13. The inactive reserve [Landsturm] assembles only on My command when enemy attack befalls the provinces. In peacetime it is subject to a special ordinance, whereby the government may use it in individual cases for the maintenance of public order. It consists of all men

a) to their fiftieth year who are not assigned to the standing army and reserves;

b) all men discharged from the reserves;

c) all sturdy youths from the seventeenth year onward.

14. The inactive reserve consists of

a) burgher companies in the large cities;

b) in provincial companies formed, according to county-structure, in the middle- and small towns and in the countryside.

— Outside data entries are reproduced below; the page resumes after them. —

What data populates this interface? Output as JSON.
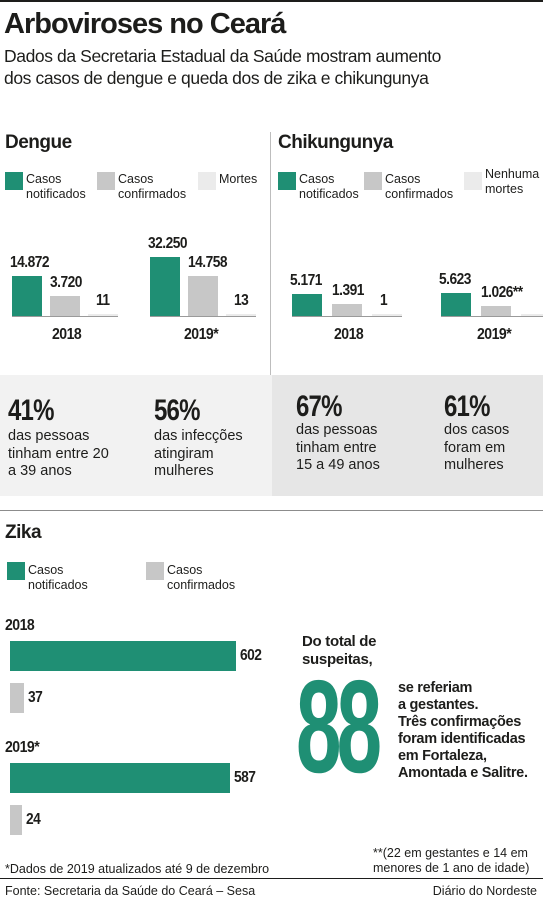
{
  "title": "Arboviroses no Ceará",
  "subtitle": {
    "line1": "Dados da Secretaria Estadual da Saúde mostram aumento",
    "line2": "dos casos de dengue e queda dos de zika e chikungunya"
  },
  "colors": {
    "notificados": "#1f8f74",
    "confirmados": "#c7c7c7",
    "mortes": "#ebebeb",
    "accent": "#1f8f74"
  },
  "dengue": {
    "title": "Dengue",
    "legend": {
      "notificados": "Casos\nnotificados",
      "confirmados": "Casos\nconfirmados",
      "mortes": "Mortes"
    }
  },
  "chik": {
    "title": "Chikungunya",
    "legend": {
      "notificados": "Casos\nnotificados",
      "confirmados": "Casos\nconfirmados",
      "mortes": "Nenhuma\nmortes"
    }
  },
  "zika": {
    "title": "Zika",
    "legend": {
      "notificados": "Casos\nnotificados",
      "confirmados": "Casos\nconfirmados"
    }
  },
  "stats": [
    {
      "pct": "41%",
      "text": "das pessoas\ntinham entre 20\na 39 anos"
    },
    {
      "pct": "56%",
      "text": "das infecções\natingiram\nmulheres"
    },
    {
      "pct": "67%",
      "text": "das pessoas\ntinham entre\n15 a 49 anos"
    },
    {
      "pct": "61%",
      "text": "dos casos\nforam em\nmulheres"
    }
  ],
  "gestantes": {
    "intro": "Do total de\nsuspeitas,",
    "number": "88",
    "text1": "se referiam\na gestantes.",
    "text2": "Três confirmações\nforam identificadas\nem Fortaleza,\nAmontada e Salitre."
  },
  "footnotes": {
    "left": "*Dados de 2019 atualizados até 9 de dezembro",
    "right": "**(22 em gestantes e 14 em\nmenores de 1 ano de idade)"
  },
  "source": "Fonte: Secretaria da Saúde do Ceará – Sesa",
  "credit": "Diário do Nordeste",
  "chart_data": [
    {
      "type": "bar",
      "title": "Dengue",
      "categories": [
        "2018",
        "2019*"
      ],
      "series": [
        {
          "name": "Casos notificados",
          "values": [
            14872,
            32250
          ],
          "labels": [
            "14.872",
            "32.250"
          ]
        },
        {
          "name": "Casos confirmados",
          "values": [
            3720,
            14758
          ],
          "labels": [
            "3.720",
            "14.758"
          ]
        },
        {
          "name": "Mortes",
          "values": [
            11,
            13
          ],
          "labels": [
            "11",
            "13"
          ]
        }
      ]
    },
    {
      "type": "bar",
      "title": "Chikungunya",
      "categories": [
        "2018",
        "2019*"
      ],
      "series": [
        {
          "name": "Casos notificados",
          "values": [
            5171,
            5623
          ],
          "labels": [
            "5.171",
            "5.623"
          ]
        },
        {
          "name": "Casos confirmados",
          "values": [
            1391,
            1026
          ],
          "labels": [
            "1.391",
            "1.026**"
          ]
        },
        {
          "name": "Nenhuma mortes",
          "values": [
            1,
            0
          ],
          "labels": [
            "1",
            ""
          ]
        }
      ]
    },
    {
      "type": "bar",
      "orientation": "horizontal",
      "title": "Zika",
      "categories": [
        "2018",
        "2019*"
      ],
      "series": [
        {
          "name": "Casos notificados",
          "values": [
            602,
            587
          ],
          "labels": [
            "602",
            "587"
          ]
        },
        {
          "name": "Casos confirmados",
          "values": [
            37,
            24
          ],
          "labels": [
            "37",
            "24"
          ]
        }
      ]
    }
  ]
}
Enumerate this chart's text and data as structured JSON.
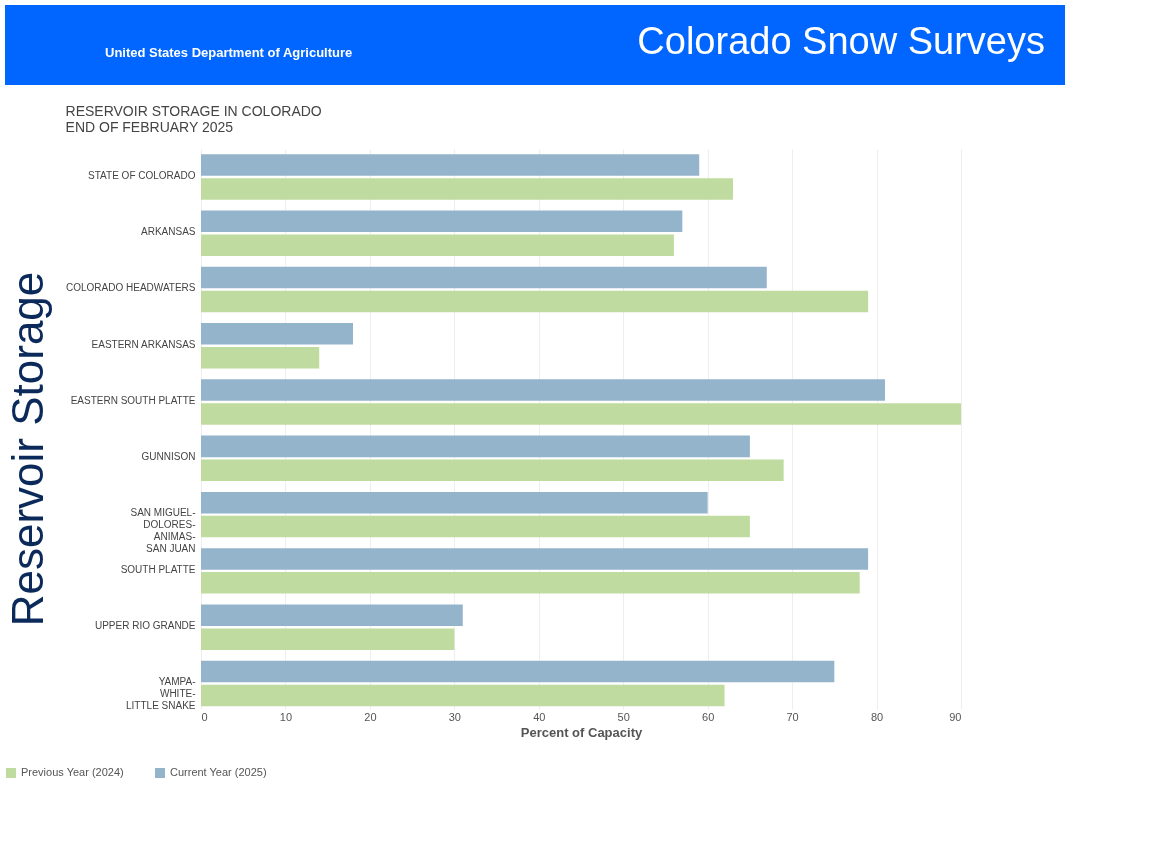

15. In peacetime, the years stipulated for entry into and discharge from the various army divisions in the aforementioned laws are binding. But in war, they are governed by necessity, and all branches of services called to duty will enlist according to circumstance those men previously unconscripted or those newly reaching conscription age.

16. Those who volunteer for the standing army enjoy the advantage of choosing their weapon and regiment of preference. Those who are summoned to war service by the authorized officials will be assigned their duty by the War Ministry.

17. Whoever in the standing army, following fulfillment of his three-year term, chooses to serve further will oblige himself to six years, receiving in return a public decoration; in case of a second prolongation of service he receives a pay-supplement and a claim on being cared for, should be become unfit for further duty.

18. Those who, after fulfilling their legally prescribed terms of service in the reserves of first or second call, wish on their own initiative to serve further will likewise receive a public decoration and a claim on advancement befitting their abilities in their regiments.

19. To lead in order and justice these various units of men obliged to bear arms, there shall be formed in every county an official board, consisting of an army officer, the county administrator [Landrat] and rural and urban landowners [Gutsbesitzer].

Source: Gesetz-Sammlung für die Königlichen Preußischen Staaten 1814. Berlin: Georg Decker [1814], pp. 79–82; reprinted in Walter Demel and Uwe Puschner, eds., Von der Französischen Revolution bis zum Wiener Kongreß 1789-1815. Deutsche Geschichte in Quellen und Darstellung, edited by Rainer A. Müller, Volume 6. Stuttgart: P. Reclam, 1995, pp. 392–99.